A second strand argues the monument is older than its Buddhist skin. Because Borobudur demonstrably encases a natural hill, and because even mainstream scholarship accepts that pre-Buddhist structures may have stood there first, alternative writers propose the hill itself was an engineered sacred mound — a punden berundak of great antiquity — that the Sailendras merely resurfaced. Sundaland theorists such as Dhani Irwanto, extending Arysio Santos's claim that Atlantis lay in the Java Sea, place Borobudur within a supposedly ancient Indonesian cradle of civilisation, a case boosted in the public mind by the disputed claims of extreme antiquity at Gunung Padang in West Java.
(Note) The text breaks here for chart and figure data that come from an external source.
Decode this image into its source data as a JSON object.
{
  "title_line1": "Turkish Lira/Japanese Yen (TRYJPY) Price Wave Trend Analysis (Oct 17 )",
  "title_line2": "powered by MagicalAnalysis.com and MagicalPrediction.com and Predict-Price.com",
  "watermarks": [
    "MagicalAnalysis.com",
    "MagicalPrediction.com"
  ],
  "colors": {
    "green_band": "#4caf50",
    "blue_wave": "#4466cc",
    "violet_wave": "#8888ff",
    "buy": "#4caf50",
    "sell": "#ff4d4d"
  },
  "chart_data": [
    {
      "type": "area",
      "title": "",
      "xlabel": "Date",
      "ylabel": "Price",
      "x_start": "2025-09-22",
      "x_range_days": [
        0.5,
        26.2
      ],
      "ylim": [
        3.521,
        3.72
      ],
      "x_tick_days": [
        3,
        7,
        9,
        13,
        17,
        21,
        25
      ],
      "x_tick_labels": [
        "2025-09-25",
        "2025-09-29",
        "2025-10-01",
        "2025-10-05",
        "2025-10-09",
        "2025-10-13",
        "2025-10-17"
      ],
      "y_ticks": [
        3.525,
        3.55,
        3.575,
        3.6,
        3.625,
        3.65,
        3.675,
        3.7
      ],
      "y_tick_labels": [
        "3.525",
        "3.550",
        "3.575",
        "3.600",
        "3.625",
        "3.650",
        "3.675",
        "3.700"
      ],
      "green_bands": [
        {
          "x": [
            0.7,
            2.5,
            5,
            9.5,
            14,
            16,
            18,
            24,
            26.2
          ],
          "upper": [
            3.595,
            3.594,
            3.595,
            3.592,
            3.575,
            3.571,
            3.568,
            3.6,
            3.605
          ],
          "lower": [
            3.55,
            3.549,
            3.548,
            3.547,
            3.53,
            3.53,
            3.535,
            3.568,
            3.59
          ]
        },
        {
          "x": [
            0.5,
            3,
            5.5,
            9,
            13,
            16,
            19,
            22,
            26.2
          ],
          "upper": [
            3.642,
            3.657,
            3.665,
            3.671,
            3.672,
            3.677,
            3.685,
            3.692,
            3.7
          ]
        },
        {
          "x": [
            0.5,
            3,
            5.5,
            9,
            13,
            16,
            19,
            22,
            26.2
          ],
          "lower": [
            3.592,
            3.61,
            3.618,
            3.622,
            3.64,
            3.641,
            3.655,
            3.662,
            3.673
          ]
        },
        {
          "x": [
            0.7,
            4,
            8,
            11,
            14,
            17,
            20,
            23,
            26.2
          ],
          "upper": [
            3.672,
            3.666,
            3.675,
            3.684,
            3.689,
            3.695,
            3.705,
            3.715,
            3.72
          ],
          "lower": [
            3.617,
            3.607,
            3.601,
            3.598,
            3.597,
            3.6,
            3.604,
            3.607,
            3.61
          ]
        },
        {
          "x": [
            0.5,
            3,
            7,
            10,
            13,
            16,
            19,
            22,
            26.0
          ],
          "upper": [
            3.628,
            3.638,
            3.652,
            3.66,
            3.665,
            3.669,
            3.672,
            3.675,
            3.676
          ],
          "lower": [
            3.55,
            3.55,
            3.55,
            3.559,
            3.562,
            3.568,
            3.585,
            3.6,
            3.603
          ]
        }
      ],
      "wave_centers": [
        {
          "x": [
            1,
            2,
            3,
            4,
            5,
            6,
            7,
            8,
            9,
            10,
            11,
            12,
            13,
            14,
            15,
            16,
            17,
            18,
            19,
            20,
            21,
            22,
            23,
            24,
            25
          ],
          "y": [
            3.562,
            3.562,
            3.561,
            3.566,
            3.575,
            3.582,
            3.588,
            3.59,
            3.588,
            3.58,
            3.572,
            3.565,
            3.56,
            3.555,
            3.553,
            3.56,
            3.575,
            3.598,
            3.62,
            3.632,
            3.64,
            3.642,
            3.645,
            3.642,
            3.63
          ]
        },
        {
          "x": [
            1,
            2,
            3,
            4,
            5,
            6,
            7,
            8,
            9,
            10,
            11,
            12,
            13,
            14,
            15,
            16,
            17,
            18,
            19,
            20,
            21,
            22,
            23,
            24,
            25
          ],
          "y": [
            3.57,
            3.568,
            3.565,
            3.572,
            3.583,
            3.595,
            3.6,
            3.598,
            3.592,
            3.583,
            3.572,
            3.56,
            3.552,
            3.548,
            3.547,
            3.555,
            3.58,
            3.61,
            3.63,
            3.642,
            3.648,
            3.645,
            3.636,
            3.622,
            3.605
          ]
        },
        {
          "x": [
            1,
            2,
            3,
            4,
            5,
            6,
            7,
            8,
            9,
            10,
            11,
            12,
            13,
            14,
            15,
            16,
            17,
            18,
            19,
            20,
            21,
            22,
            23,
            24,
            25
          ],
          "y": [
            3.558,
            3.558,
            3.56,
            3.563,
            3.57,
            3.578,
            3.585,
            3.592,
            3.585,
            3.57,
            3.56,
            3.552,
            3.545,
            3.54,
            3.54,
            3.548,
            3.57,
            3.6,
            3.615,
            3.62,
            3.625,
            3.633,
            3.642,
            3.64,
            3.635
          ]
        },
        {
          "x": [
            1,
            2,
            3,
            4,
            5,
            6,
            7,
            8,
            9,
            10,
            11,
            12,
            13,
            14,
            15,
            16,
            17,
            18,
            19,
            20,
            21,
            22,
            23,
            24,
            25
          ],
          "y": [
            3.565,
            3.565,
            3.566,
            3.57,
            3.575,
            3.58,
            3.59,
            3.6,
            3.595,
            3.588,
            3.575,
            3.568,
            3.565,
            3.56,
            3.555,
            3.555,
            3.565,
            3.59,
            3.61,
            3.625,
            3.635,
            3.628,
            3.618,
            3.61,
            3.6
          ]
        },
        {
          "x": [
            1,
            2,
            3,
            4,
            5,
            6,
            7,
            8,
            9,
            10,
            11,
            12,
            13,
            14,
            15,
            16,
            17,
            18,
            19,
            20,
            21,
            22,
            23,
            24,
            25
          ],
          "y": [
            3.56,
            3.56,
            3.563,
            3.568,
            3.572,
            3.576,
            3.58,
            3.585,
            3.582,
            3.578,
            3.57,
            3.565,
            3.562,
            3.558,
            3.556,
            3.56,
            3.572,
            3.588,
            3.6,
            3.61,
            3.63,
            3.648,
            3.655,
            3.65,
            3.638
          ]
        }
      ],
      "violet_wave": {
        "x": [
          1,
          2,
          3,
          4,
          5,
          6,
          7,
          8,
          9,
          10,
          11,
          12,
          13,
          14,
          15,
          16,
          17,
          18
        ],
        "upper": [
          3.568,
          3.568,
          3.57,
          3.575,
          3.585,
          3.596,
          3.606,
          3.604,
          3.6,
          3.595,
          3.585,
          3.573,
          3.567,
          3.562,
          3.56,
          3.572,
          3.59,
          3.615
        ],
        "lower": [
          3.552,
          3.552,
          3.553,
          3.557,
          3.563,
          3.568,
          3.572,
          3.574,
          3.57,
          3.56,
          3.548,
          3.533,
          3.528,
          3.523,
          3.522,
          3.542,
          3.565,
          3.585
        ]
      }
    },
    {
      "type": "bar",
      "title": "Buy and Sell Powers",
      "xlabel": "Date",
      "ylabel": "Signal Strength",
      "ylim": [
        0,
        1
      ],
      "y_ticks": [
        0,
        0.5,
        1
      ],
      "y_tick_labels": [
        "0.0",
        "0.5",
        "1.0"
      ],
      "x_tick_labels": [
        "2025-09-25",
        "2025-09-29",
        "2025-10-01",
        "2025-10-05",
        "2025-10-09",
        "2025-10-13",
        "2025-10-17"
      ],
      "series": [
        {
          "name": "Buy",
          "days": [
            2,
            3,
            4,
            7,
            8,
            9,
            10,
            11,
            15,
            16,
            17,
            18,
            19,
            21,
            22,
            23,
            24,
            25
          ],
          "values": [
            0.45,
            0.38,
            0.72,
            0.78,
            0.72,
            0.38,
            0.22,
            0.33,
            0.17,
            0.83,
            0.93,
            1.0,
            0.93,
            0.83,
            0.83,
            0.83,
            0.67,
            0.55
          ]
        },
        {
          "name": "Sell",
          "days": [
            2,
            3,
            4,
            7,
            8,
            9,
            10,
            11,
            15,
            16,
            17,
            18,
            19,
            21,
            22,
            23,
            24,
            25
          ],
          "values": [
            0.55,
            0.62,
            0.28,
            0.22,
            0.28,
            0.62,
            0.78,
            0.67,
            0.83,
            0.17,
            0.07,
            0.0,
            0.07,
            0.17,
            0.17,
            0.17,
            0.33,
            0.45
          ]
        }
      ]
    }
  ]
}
The most colourful claim belongs to Indonesian mathematician Fahmi Basya, who has argued in a series of books since 2012 that Borobudur is the work of King Solomon and the Queen of Sheba, relocating the biblical kingdom of Saba to Java. Archaeologists and historians dismiss this outright — Solomon's traditional dates precede Borobudur by some 1,700 years, and the monument's iconography is exhaustively and specifically Buddhist — while the older-core theories founder on the lack of any excavated pre-Sailendra structure and the tight 8th-9th-century epigraphic dating.

Key evidence cited
  • The monument verifiably encases a natural hill, inviting claims of an older engineered core
  • Murwanto's chronostratigraphic evidence for a palaeolake near the monument
  • Nieuwenkamp's lotus-on-a-lake reading of the monument's design
  • Deep ash burial and the c. 1006 Merapi eruption as a possible sudden catastrophe
  • Fahmi Basya's 39 claimed correspondences between the reliefs and the Solomon story

Genuinely open questions

  1. What stood on Borobudur's hill before the Sailendras began building?
  2. Why was the Karmawibhangga base deliberately buried — engineering necessity or censorship?
  3. How large a role did the Merapi eruptions actually play in the monument's abandonment?

Worth knowing

Borobudur's reliefs include such detailed carvings of 8th-century outrigger ships that in 2003 a full-size replica, built from one panel, successfully sailed the 'Cinnamon Route' from Java to Ghana — proving the vessels depicted could cross the Indian Ocean.